The answer is: really really bad.

Five worst individual seasons for major league teams over the past half century:

2003 Tigers: 119 losses

2018 Orioles: 115 losses

2019 Tigers: 114 losses (projected)

2004 Diamondbacks: 111 losses

2019 Orioles: 110 losses (projected)

I detect some sort of subtle pattern here.

Over the past few weeks, Tiger fans have been agonizing over the prospect that the team might somehow manage to pass the Orioles down the stretch, thus losing out on the #1 overall pick in next June’s draft.

The Tigers have heroically beaten back this threat, by carefully avoiding anything resembling a winning streak, even as the Orioles have continued to lose at an historically impressive rate. (see above table).
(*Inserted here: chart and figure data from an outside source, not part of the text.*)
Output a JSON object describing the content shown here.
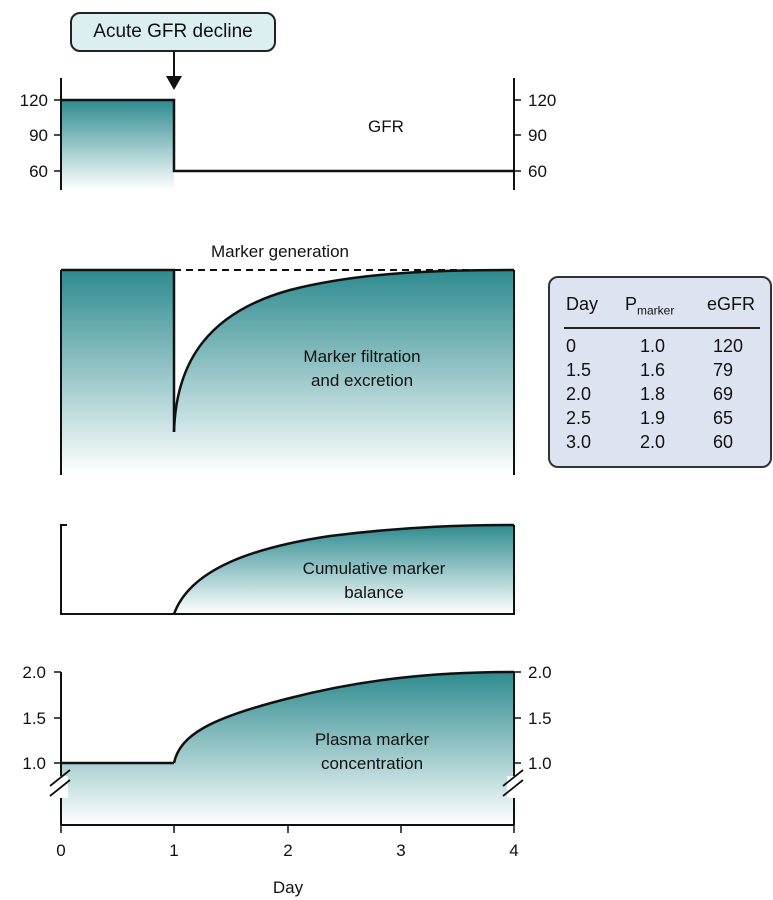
{
  "callout": {
    "label": "Acute GFR decline"
  },
  "panels": {
    "gfr": {
      "label": "GFR",
      "ticks_left": [
        "120",
        "90",
        "60"
      ],
      "ticks_right": [
        "120",
        "90",
        "60"
      ]
    },
    "marker_generation": {
      "label": "Marker generation"
    },
    "filtration": {
      "label_line1": "Marker filtration",
      "label_line2": "and excretion"
    },
    "balance": {
      "label_line1": "Cumulative marker",
      "label_line2": "balance"
    },
    "plasma": {
      "label_line1": "Plasma marker",
      "label_line2": "concentration",
      "ticks_left": [
        "2.0",
        "1.5",
        "1.0"
      ],
      "ticks_right": [
        "2.0",
        "1.5",
        "1.0"
      ]
    }
  },
  "x_axis": {
    "label": "Day",
    "ticks": [
      "0",
      "1",
      "2",
      "3",
      "4"
    ]
  },
  "table": {
    "headers": {
      "day": "Day",
      "p_main": "P",
      "p_sub": "marker",
      "egfr": "eGFR"
    },
    "rows": [
      {
        "day": "0",
        "p": "1.0",
        "egfr": "120"
      },
      {
        "day": "1.5",
        "p": "1.6",
        "egfr": "79"
      },
      {
        "day": "2.0",
        "p": "1.8",
        "egfr": "69"
      },
      {
        "day": "2.5",
        "p": "1.9",
        "egfr": "65"
      },
      {
        "day": "3.0",
        "p": "2.0",
        "egfr": "60"
      }
    ]
  },
  "colors": {
    "teal_dark": "#2e8b8f",
    "teal_light": "#ffffff",
    "table_bg": "#dde3f0",
    "callout_bg": "#dbeef0"
  },
  "chart_data": {
    "type": "area",
    "xlabel": "Day",
    "x_ticks": [
      0,
      1,
      2,
      3,
      4
    ],
    "series": [
      {
        "name": "GFR",
        "x": [
          0,
          1,
          1,
          4
        ],
        "values": [
          120,
          120,
          60,
          60
        ]
      },
      {
        "name": "Plasma marker concentration",
        "x": [
          0,
          1,
          1.5,
          2.0,
          2.5,
          3.0,
          4
        ],
        "values": [
          1.0,
          1.0,
          1.6,
          1.8,
          1.9,
          2.0,
          2.0
        ]
      }
    ]
  }
}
This stirring competition to achieve negative glory raises a subject that I haven’t thought about much at all, which is this:

As professional sports become more analytically sophisticated all the time, it would seem to follow that the incentives for tanking — that is, for more or less trying to lose in the short term, because of the benefits a worse record will provide in the longer term in the form of better draft picks — must become clearer, and thus more tempting.

For example, suppose you’re an NFL franchise that, early in the season, realizes it has has no realistic prospect of making the playoffs. Every win from that point on is a negative input in regard to acquiring the highest possible first round draft pick (and also hurts, though not nearly as much, later in the draft).

Already, 12 minutes into the current season, you have talk of hopeless teams like the Dolphins and Jets “tanking for Tua” (that is, Alabama quarterback Tua Tagovailoa, the projected top pick in next spring’s draft.) Given that a franchise quarterback is incredibly valuable, while the value of going 4-12 rather than 3-13 is close to nil from any utilitarian or even deontological perspective, such talk is both inevitable and eminently reasonable.

The NBA has addressed this problem with a draft lottery, but that’s only a partial and kludgy solution to an endemic problem.

So, tanking. How should we think about it, regulate it etc?